Donald Trump avait confirmé mardi, sur la foi d'informations des services de renseignement américains, que l'armée chinoise était en train de se déployer à la frontière avec la région semi-autonome, comme l'avaient déjà montré des vidéos diffusées par les médias officiels chinois.

«Tout le monde devrait rester calme et en sécurité!», avait-il lancé, après avoir appelé de ses voeux une «solution pacifique» et sans effusion de sang.

Mais le président des États-Unis était de plus en plus critiqué à Washington pour sa position qualifiée par experts et élus de tous bords comme trop prudente, voire considérée comme un «feu vert» à Pékin en vue d'une éventuelle répression des manifestations massives pro-démocratie qui s'enchaînent à Hong Kong.

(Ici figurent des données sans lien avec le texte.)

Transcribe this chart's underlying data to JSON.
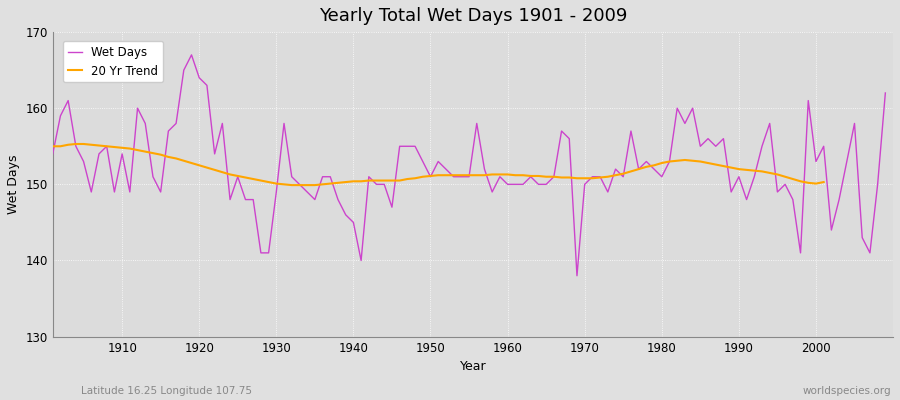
{
  "title": "Yearly Total Wet Days 1901 - 2009",
  "xlabel": "Year",
  "ylabel": "Wet Days",
  "bottom_left_label": "Latitude 16.25 Longitude 107.75",
  "bottom_right_label": "worldspecies.org",
  "ylim": [
    130,
    170
  ],
  "yticks": [
    130,
    140,
    150,
    160,
    170
  ],
  "xlim": [
    1901,
    2010
  ],
  "xticks": [
    1910,
    1920,
    1930,
    1940,
    1950,
    1960,
    1970,
    1980,
    1990,
    2000
  ],
  "start_year": 1901,
  "end_year": 2009,
  "wet_days_color": "#CC44CC",
  "trend_color": "#FFA500",
  "fig_bg_color": "#E0E0E0",
  "plot_bg_color": "#DCDCDC",
  "wet_days": [
    154,
    159,
    161,
    155,
    153,
    149,
    154,
    155,
    149,
    154,
    149,
    160,
    158,
    151,
    149,
    157,
    158,
    165,
    167,
    164,
    163,
    154,
    158,
    148,
    151,
    148,
    148,
    141,
    141,
    149,
    158,
    151,
    150,
    149,
    148,
    151,
    151,
    148,
    146,
    145,
    140,
    151,
    150,
    150,
    147,
    155,
    155,
    155,
    153,
    151,
    153,
    152,
    151,
    151,
    151,
    158,
    152,
    149,
    151,
    150,
    150,
    150,
    151,
    150,
    150,
    151,
    157,
    156,
    138,
    150,
    151,
    151,
    149,
    152,
    151,
    157,
    152,
    153,
    152,
    151,
    153,
    160,
    158,
    160,
    155,
    156,
    155,
    156,
    149,
    151,
    148,
    151,
    155,
    158,
    149,
    150,
    148,
    141,
    161,
    153,
    155,
    144,
    148,
    153,
    158,
    143,
    141,
    150,
    162
  ],
  "trend_values_x": [
    1901,
    1902,
    1903,
    1904,
    1905,
    1906,
    1907,
    1908,
    1909,
    1910,
    1911,
    1912,
    1913,
    1914,
    1915,
    1916,
    1917,
    1918,
    1919,
    1920,
    1921,
    1922,
    1923,
    1924,
    1925,
    1926,
    1927,
    1928,
    1929,
    1930,
    1931,
    1932,
    1933,
    1934,
    1935,
    1936,
    1937,
    1938,
    1939,
    1940,
    1941,
    1942,
    1943,
    1944,
    1945,
    1946,
    1947,
    1948,
    1949,
    1950,
    1951,
    1952,
    1953,
    1954,
    1955,
    1956,
    1957,
    1958,
    1959,
    1960,
    1961,
    1962,
    1963,
    1964,
    1965,
    1966,
    1967,
    1968,
    1969,
    1970,
    1971,
    1972,
    1973,
    1974,
    1975,
    1976,
    1977,
    1978,
    1979,
    1980,
    1981,
    1982,
    1983,
    1984,
    1985,
    1986,
    1987,
    1988,
    1989,
    1990,
    1991,
    1992,
    1993,
    1994,
    1995,
    1996,
    1997,
    1998,
    1999,
    2000,
    2001
  ],
  "trend_values_y": [
    155.0,
    155.0,
    155.2,
    155.3,
    155.3,
    155.2,
    155.1,
    155.0,
    154.9,
    154.8,
    154.7,
    154.5,
    154.3,
    154.1,
    153.9,
    153.6,
    153.4,
    153.1,
    152.8,
    152.5,
    152.2,
    151.9,
    151.6,
    151.3,
    151.1,
    150.9,
    150.7,
    150.5,
    150.3,
    150.1,
    150.0,
    149.9,
    149.9,
    149.9,
    149.9,
    150.0,
    150.1,
    150.2,
    150.3,
    150.4,
    150.4,
    150.5,
    150.5,
    150.5,
    150.5,
    150.5,
    150.7,
    150.8,
    151.0,
    151.1,
    151.2,
    151.2,
    151.2,
    151.2,
    151.2,
    151.2,
    151.2,
    151.3,
    151.3,
    151.3,
    151.2,
    151.2,
    151.1,
    151.1,
    151.0,
    151.0,
    150.9,
    150.9,
    150.8,
    150.8,
    150.8,
    150.9,
    151.0,
    151.2,
    151.4,
    151.7,
    152.0,
    152.3,
    152.5,
    152.8,
    153.0,
    153.1,
    153.2,
    153.1,
    153.0,
    152.8,
    152.6,
    152.4,
    152.2,
    152.0,
    151.9,
    151.8,
    151.7,
    151.5,
    151.3,
    151.0,
    150.7,
    150.4,
    150.2,
    150.1,
    150.3
  ]
}
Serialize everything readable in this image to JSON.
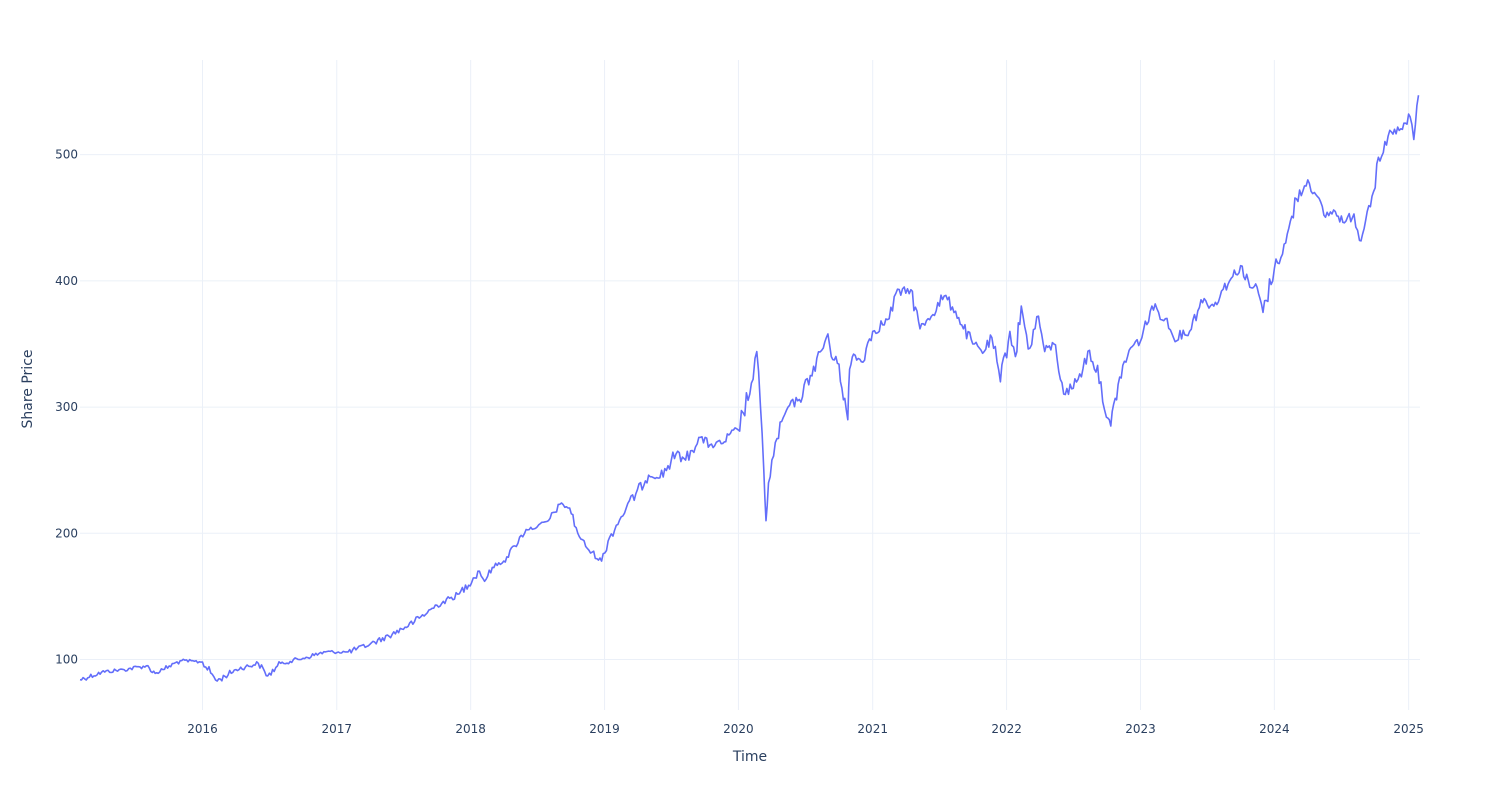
{
  "chart_data": {
    "type": "line",
    "xlabel": "Time",
    "ylabel": "Share Price",
    "xlim": [
      "2015-02-01",
      "2025-02-01"
    ],
    "ylim": [
      60,
      575
    ],
    "grid": true,
    "legend": "none",
    "colors": {
      "line": "#636efa",
      "grid": "#ebf0f8",
      "text": "#2a3f5f"
    },
    "x_ticks": [
      "2016",
      "2017",
      "2018",
      "2019",
      "2020",
      "2021",
      "2022",
      "2023",
      "2024",
      "2025"
    ],
    "y_ticks": [
      100,
      200,
      300,
      400,
      500
    ],
    "series": [
      {
        "x": [
          "2015-02-01",
          "2015-04-01",
          "2015-06-01",
          "2015-08-01",
          "2015-08-25",
          "2015-09-15",
          "2015-11-01",
          "2016-01-01",
          "2016-02-10",
          "2016-04-01",
          "2016-06-01",
          "2016-06-27",
          "2016-08-01",
          "2016-10-01",
          "2016-12-01",
          "2017-02-01",
          "2017-04-01",
          "2017-06-01",
          "2017-08-01",
          "2017-10-01",
          "2017-12-01",
          "2018-01-25",
          "2018-02-08",
          "2018-03-01",
          "2018-04-01",
          "2018-05-01",
          "2018-06-01",
          "2018-07-01",
          "2018-08-01",
          "2018-09-01",
          "2018-09-28",
          "2018-10-20",
          "2018-11-15",
          "2018-12-24",
          "2019-01-15",
          "2019-03-01",
          "2019-05-01",
          "2019-06-01",
          "2019-07-15",
          "2019-08-10",
          "2019-09-15",
          "2019-10-15",
          "2019-11-15",
          "2019-12-31",
          "2020-02-10",
          "2020-02-20",
          "2020-03-01",
          "2020-03-10",
          "2020-03-16",
          "2020-03-23",
          "2020-04-15",
          "2020-05-15",
          "2020-06-15",
          "2020-07-15",
          "2020-08-15",
          "2020-09-01",
          "2020-09-10",
          "2020-10-01",
          "2020-10-25",
          "2020-10-30",
          "2020-11-10",
          "2020-12-01",
          "2021-01-01",
          "2021-02-15",
          "2021-03-05",
          "2021-04-15",
          "2021-05-10",
          "2021-06-01",
          "2021-07-15",
          "2021-08-15",
          "2021-09-01",
          "2021-10-01",
          "2021-11-01",
          "2021-11-22",
          "2021-12-15",
          "2022-01-10",
          "2022-01-25",
          "2022-02-10",
          "2022-03-01",
          "2022-03-29",
          "2022-04-15",
          "2022-05-10",
          "2022-06-10",
          "2022-07-15",
          "2022-08-15",
          "2022-09-15",
          "2022-09-30",
          "2022-10-12",
          "2022-11-01",
          "2022-12-01",
          "2023-01-05",
          "2023-02-01",
          "2023-03-10",
          "2023-04-01",
          "2023-05-15",
          "2023-06-15",
          "2023-07-20",
          "2023-08-10",
          "2023-09-01",
          "2023-10-01",
          "2023-10-26",
          "2023-11-15",
          "2023-12-01",
          "2024-01-01",
          "2024-02-01",
          "2024-03-01",
          "2024-04-01",
          "2024-04-19",
          "2024-05-15",
          "2024-06-15",
          "2024-07-10",
          "2024-08-05",
          "2024-08-20",
          "2024-09-10",
          "2024-10-15",
          "2024-11-15",
          "2024-12-15",
          "2025-01-05",
          "2025-01-15",
          "2025-01-28"
        ],
        "values": [
          84,
          90,
          92,
          95,
          89,
          92,
          99,
          98,
          83,
          92,
          97,
          87,
          97,
          101,
          106,
          106,
          112,
          120,
          130,
          143,
          152,
          170,
          162,
          173,
          178,
          190,
          203,
          205,
          210,
          223,
          220,
          200,
          188,
          178,
          197,
          220,
          246,
          244,
          263,
          258,
          276,
          270,
          271,
          282,
          322,
          344,
          300,
          250,
          210,
          240,
          275,
          300,
          306,
          325,
          345,
          358,
          340,
          334,
          290,
          330,
          342,
          336,
          360,
          370,
          390,
          393,
          362,
          370,
          388,
          376,
          365,
          350,
          344,
          355,
          320,
          360,
          340,
          380,
          346,
          372,
          344,
          350,
          310,
          322,
          345,
          320,
          292,
          285,
          318,
          345,
          355,
          380,
          370,
          355,
          360,
          385,
          380,
          392,
          400,
          412,
          395,
          395,
          375,
          410,
          430,
          465,
          480,
          470,
          452,
          455,
          446,
          453,
          432,
          455,
          495,
          518,
          520,
          530,
          512,
          547
        ]
      }
    ]
  }
}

Le département d'Etat américain a donc pour la première fois lancé un avertissement net et détaillé mercredi aux autorités chinoises.

« Les États-Unis exhortent fermement Pékin à respecter ses engagements »

«Les États-Unis exhortent fermement Pékin à respecter ses engagements contenus dans la déclaration conjointe sino-britannique afin de permettre à Hong Kong d'exercer un haut degré d'autonomie», a insisté le porte-parole. La référence au «haut degré d'autonomie» et à ce texte fondateur revient à trois reprises dans la déclaration américaine.

La déclaration sino-britannique de 1984 encadre la rétrocession de Hong Kong intervenue en 1997, mais sous le principe «un pays, deux systèmes», un statut spécial censé rester en vigueur pendant cinquante ans. Elle stipule que la région bénéficie «d'un haut degré d'autonomie, hormis en matière d'affaires étrangères et de défense», et de son propre système judiciaire, législatif et exécutif.

« Une solution qui respecte la liberté des Hongkongais »

«Nous encourageons la Chine et toutes les parties à Hong Kong à rechercher une solution qui respecte la liberté des Hongkongais et le haut degré d'autonomie de Hong Kong», a encore ajouté le département d'Etat.

«Les manifestations en cours à Hong Kong reflètent le sentiment des Hongkongais et leurs inquiétudes profondes et légitimes au sujet de l'érosion de l'autonomie de Hong Kong», a-t-il conclu.